Polarization by Default: Auditing Recommendation Bias in LLM-Based Content Curation
Summary
Large Language Models (LLMs) have become a cornerstone in the way content is curated and ranked across various platforms. However, the biases that influence their recommendations remain poorly understood. The research, detailed in arXiv:2604.15937v1, seeks to illuminate the biases present in LLMs from three major providers: OpenAI, Anthropic, and Google.
Abstract
LLMs are increasingly deployed to curate and rank human-created content, yet the nature and structure of their biases in these tasks remains poorly understood. This study presents a controlled simulation mapping content selection biases across three major LLM providers on real social media datasets from Twitter/X, Bluesky, and Reddit. By employing six prompting strategies—general, popular, engaging, informative, controversial, and neutral—we analyzed 540,000 simulated top-10 selections from pools of 100 posts across 54 experimental conditions.
Key Findings
- Bias Variation: The study revealed that biases differ significantly in how structural they are and how sensitive they are to prompting strategies.
- Polarization Amplification: Across all configurations, polarization is consistently amplified, indicating a systemic issue in how LLMs curate content.
- Toxicity Handling: The research found a strong inversion in toxicity handling between engagement-focused and information-focused prompts.
- Sentiment Bias: Sentiment biases were predominantly negative, suggesting a trend toward curating less favorable content.
Provider Comparisons
The research provides insights into the distinct behaviors exhibited by different LLM providers:
- GPT-4o Mini: This model displayed the most consistent behavior across various prompts, indicating reliability in its content selection.
- Claude and Gemini: Both models exhibited high adaptability in handling toxicity, making them potentially more suitable for content curation in sensitive contexts.

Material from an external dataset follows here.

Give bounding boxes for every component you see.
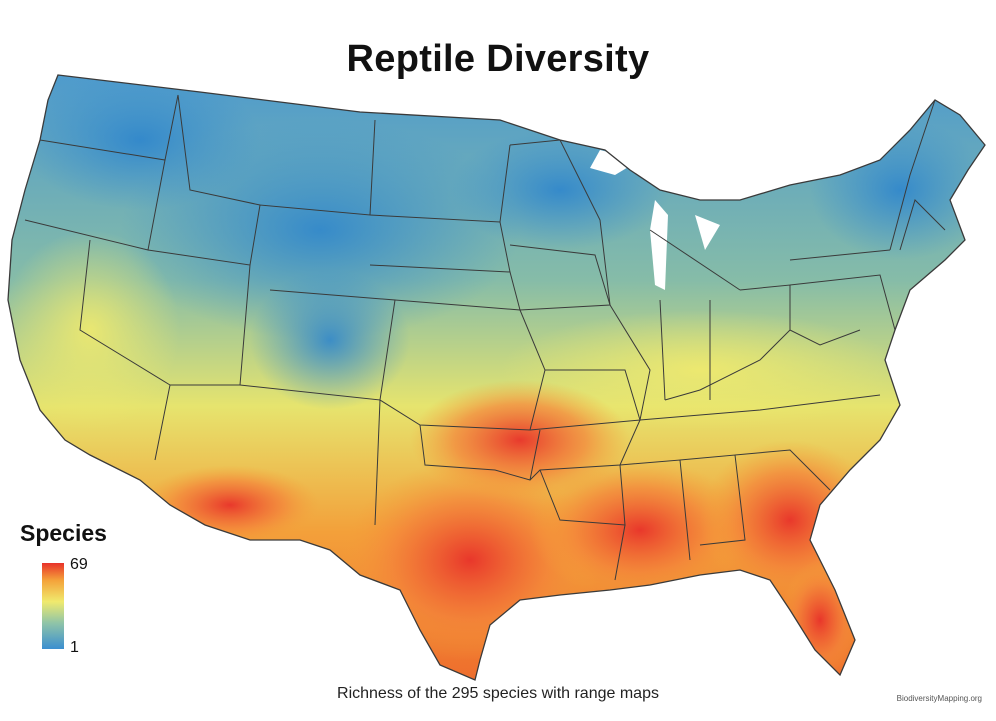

- Gemini: Notably, Gemini showed the strongest preference for negative sentiment, raising concerns about the nature of content being promoted.
Political Leaning Bias
An intriguing aspect of the research was the analysis of political leaning biases on Twitter/X, where author demographics could be inferred from profile bios. The findings revealed that:
- Left-leaning authors were systematically over-represented in curation outputs, despite right-leaning authors forming the plurality of the dataset.
- This pattern persisted across different prompting strategies, indicating a potential bias in how political content is curated by LLMs.
Conclusion
The study underscores the need for further investigation into the biases inherent in LLMs and their implications for content curation. As these models become more integrated into social media ecosystems, understanding their biases will be crucial for ensuring fair and balanced content distribution.